It’s a big-game trifecta!
All three winners of the 2011 Pure Michigan Hunt drawing scored on bull elk during the 2011 hunting season.
John Martin of Lindenand Bruno Brun of Ann Arbor both took bull elk during the early days of Michigan’s traditional December elk hunt. The third Pure Michigan Hunt winner, 56-year-old Randy Willis, a registered nurse from Augusta, was the first of the trio to score an elk. Willis took his bull during the second half of the first elk season, back in September.
The Pure Michigan Hunt allows hunters to participate in every limited-license hunt in Michigan. The winners, who purchase chances on the hunt ($4 apiece) and are chosen by lottery, can hunt elk, bear, antlerless deer, and turkey, as well as get the first choice for a hunting area at one of the daily drawings at one of the Department of Natural Resources’ managed waterfowl areas.
Martin, a 41-year-old stay-at-home dad, killed his 5-by- 5, 450-pound (dressed) bull on the second day of the December season. He’d hunted in August and September – and had several near opportunities – but either passed on them or couldn’t quite get the shot he wanted.
In December, that changed.
Martin was hunting with another fellow when he saw three bull elk walking along a ridge. When they came into an opening, the other hunter squeezed the trigger just a micro-second before Martin, did, causing Martin to pull his shot a bit, he said. The elk swapped ends – but didn’t spook – and Martin made a successful shot seconds later.
Martin, who is a waterfowl hunter by inclination, said the Pure Michigan Hunt gave him an opportunity to explore big-game hunting.
“I had wonderful experiences,” he said. “Just awesome.”
Earlier in the year, Martin killed a 250-pound bear in the Dead Stream Swamp to fill his bear tag. Now, he said, he hopes to volunteer to help out next year’s Pure Michigan Hunt winners.
“I feel like I have to give a little bit back because I’ve been given so much.”
Bruno Brun, a 51-year-old plant manager, had an experience similar to Martin’s. He passed up one opportunity and had another close call during the early elk season, but scored on the second day of the December hunt with a 5-by-5 bull that field dressed at 660 pounds.
Brun was hunting in the Gaylord area when his party noticed a group of elk working through the woods. Brun picked out one of the animals and began stalking it.

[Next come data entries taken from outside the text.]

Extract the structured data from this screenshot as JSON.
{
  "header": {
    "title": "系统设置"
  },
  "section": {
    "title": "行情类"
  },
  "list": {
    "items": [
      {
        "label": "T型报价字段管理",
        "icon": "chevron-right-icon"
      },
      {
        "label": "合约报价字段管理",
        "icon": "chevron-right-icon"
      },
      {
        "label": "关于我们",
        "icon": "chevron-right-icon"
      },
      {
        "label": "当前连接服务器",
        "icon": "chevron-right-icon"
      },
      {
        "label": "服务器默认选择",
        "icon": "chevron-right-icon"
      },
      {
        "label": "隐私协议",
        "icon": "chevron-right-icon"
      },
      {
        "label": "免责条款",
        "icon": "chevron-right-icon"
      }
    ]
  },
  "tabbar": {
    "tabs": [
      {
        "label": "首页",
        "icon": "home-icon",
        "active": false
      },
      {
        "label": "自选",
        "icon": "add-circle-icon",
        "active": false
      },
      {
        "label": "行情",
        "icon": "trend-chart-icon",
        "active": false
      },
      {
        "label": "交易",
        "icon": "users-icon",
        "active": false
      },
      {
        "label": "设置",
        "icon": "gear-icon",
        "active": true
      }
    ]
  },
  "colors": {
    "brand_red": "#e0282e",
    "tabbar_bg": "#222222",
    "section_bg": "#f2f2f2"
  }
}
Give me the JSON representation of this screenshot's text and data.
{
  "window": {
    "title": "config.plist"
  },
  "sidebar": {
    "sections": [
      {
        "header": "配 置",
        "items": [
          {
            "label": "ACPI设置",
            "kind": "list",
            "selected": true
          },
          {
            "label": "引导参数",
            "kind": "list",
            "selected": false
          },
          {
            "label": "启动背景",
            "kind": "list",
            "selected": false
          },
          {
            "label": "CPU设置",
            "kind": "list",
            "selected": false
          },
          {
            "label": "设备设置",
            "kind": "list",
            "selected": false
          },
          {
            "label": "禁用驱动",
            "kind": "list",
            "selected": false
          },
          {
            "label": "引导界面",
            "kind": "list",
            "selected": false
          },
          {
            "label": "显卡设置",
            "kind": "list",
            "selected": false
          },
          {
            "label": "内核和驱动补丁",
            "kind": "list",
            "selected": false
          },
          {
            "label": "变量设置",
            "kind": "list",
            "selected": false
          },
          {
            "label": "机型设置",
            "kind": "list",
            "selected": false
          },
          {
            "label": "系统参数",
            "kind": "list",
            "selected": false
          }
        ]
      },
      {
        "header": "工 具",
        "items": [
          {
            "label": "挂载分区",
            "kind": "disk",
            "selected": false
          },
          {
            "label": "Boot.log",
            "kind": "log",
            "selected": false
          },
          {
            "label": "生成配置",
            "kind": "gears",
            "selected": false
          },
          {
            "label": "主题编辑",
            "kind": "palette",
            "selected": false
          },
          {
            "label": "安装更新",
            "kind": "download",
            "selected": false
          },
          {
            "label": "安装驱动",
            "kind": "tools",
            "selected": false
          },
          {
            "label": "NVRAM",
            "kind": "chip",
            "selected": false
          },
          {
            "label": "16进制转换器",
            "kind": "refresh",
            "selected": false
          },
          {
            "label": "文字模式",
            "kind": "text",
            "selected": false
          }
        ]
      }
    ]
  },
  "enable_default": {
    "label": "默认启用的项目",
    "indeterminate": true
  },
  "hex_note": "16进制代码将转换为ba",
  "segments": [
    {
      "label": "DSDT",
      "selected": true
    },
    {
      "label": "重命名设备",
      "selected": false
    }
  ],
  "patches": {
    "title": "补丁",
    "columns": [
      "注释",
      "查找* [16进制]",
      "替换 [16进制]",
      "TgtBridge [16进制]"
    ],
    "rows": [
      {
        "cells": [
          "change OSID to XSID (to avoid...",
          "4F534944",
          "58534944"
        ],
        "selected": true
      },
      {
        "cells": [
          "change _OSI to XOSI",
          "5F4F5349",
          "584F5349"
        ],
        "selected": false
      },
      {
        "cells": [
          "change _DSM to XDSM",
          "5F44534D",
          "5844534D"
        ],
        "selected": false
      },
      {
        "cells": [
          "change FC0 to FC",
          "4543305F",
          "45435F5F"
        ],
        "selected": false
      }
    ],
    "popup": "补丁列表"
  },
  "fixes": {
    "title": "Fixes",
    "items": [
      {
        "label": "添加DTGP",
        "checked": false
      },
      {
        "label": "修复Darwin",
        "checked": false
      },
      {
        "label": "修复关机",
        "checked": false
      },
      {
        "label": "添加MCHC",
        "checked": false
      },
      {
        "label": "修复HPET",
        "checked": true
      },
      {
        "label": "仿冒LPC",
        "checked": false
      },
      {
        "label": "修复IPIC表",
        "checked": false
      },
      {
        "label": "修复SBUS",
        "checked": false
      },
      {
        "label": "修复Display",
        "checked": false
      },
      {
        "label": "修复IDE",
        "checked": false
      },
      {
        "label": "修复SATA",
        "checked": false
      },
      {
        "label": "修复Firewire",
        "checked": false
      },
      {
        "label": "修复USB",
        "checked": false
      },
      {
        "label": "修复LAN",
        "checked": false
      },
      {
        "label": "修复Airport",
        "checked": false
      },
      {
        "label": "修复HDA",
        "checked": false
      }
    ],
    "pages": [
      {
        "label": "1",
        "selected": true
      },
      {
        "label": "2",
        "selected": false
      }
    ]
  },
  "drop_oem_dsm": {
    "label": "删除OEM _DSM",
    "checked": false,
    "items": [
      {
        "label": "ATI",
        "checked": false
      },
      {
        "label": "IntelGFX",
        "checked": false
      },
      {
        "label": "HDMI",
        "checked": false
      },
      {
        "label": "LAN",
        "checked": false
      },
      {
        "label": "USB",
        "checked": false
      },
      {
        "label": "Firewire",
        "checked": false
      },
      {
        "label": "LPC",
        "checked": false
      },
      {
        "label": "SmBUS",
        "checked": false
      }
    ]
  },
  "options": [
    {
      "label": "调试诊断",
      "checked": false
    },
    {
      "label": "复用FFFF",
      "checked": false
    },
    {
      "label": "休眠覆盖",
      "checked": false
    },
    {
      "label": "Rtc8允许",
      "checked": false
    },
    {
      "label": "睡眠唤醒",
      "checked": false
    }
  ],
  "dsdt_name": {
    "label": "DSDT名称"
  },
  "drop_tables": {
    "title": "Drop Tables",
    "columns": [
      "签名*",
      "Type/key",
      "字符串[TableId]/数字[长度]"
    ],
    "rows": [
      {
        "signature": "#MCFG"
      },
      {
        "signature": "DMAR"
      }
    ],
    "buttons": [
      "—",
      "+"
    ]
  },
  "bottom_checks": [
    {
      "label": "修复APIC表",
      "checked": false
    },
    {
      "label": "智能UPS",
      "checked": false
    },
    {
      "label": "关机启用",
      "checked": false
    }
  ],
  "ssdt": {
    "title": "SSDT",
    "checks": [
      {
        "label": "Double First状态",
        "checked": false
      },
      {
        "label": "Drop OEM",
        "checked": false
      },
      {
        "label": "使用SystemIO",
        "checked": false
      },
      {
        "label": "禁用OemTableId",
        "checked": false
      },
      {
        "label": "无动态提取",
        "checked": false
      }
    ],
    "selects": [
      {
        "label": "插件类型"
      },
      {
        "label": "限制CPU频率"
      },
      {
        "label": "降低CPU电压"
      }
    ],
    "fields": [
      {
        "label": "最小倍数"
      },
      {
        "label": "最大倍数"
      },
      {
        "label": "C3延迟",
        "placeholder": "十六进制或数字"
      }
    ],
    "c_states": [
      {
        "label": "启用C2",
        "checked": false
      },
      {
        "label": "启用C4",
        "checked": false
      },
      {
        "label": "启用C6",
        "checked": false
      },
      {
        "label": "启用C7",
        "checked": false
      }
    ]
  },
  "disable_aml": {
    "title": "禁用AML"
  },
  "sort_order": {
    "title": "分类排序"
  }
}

“It took a while but eventually he presented a shot,” Brun said. Brun said the 5-by- 5 had a broken tine, but otherwise was a very nice trophy. “I’m sure you can get a bigger one, but it was a good animal,” he said. Earlier in the year, Brun killed a 360-pound bear, hunting behind hounds. Brun said the Pure Michigan Hunt was both “a great opportunity and a great experience.” Martin and Brun took advantage of the reserved waterfowl hunting opportunity, too. Both hunted at Fish Point State Game Area and reported enjoyable, productive hunts. Willis, of course, didn’t need the December elk season. He hunted elk the first four days of the season in August and saw one small bull, but decided to pass on it. “One of the advantages of the Pure Michigan Hunt is you get a chance to come back later,” Willis said.
When the early season resumed in September, he came back. The elk were bugling and responding to the call and Willis, who had hoped to take his bull with a bow, had a close encounter on the second evening when a 5-by-7 bull came within 45 yards of him.
“He was bugling, just screaming at us,” Willis said. “It was storybook.”
But 45 yards wasn’t close enough for him to try to take with an arrow, Willis said, so he let the bull walk. Later that evening, he saw a nice 6-by-6 moving through an opening at 250 yards. Willis put down his bow, picked up his .300 Mag., and when the elk stopped, he shot him.
Willis also took a bear during his Pure Michigan Hunt adventure. Willis hunted for 12 days over bait in the western Upper Peninsula. He said he saw a lot of bears, but was holding out for a record book-quality animal. But on the last day of his hunt, he took what he called “an average bear,” and was happy with that.
Willis hunted opening day of waterfowl season at Shiawassee State Game Area.
All three hunters are good advertisements for the Pure Michigan Hunt, which will be held for the third year in 2012. The $4 applications help build the DNR’s Game and Fish Protection Fund while providing the opportunity of a lifetime to the three lucky winners.
Pure Michigan Hunt applications are on sale at all license vendors or on-line at www.michigan.gov/puremichiganhunt through Dec. 31. Winners will be announced in January.
And, in case you’re interested, all three 2011 winners said they plan to purchase chances for the 2012 hunt, too.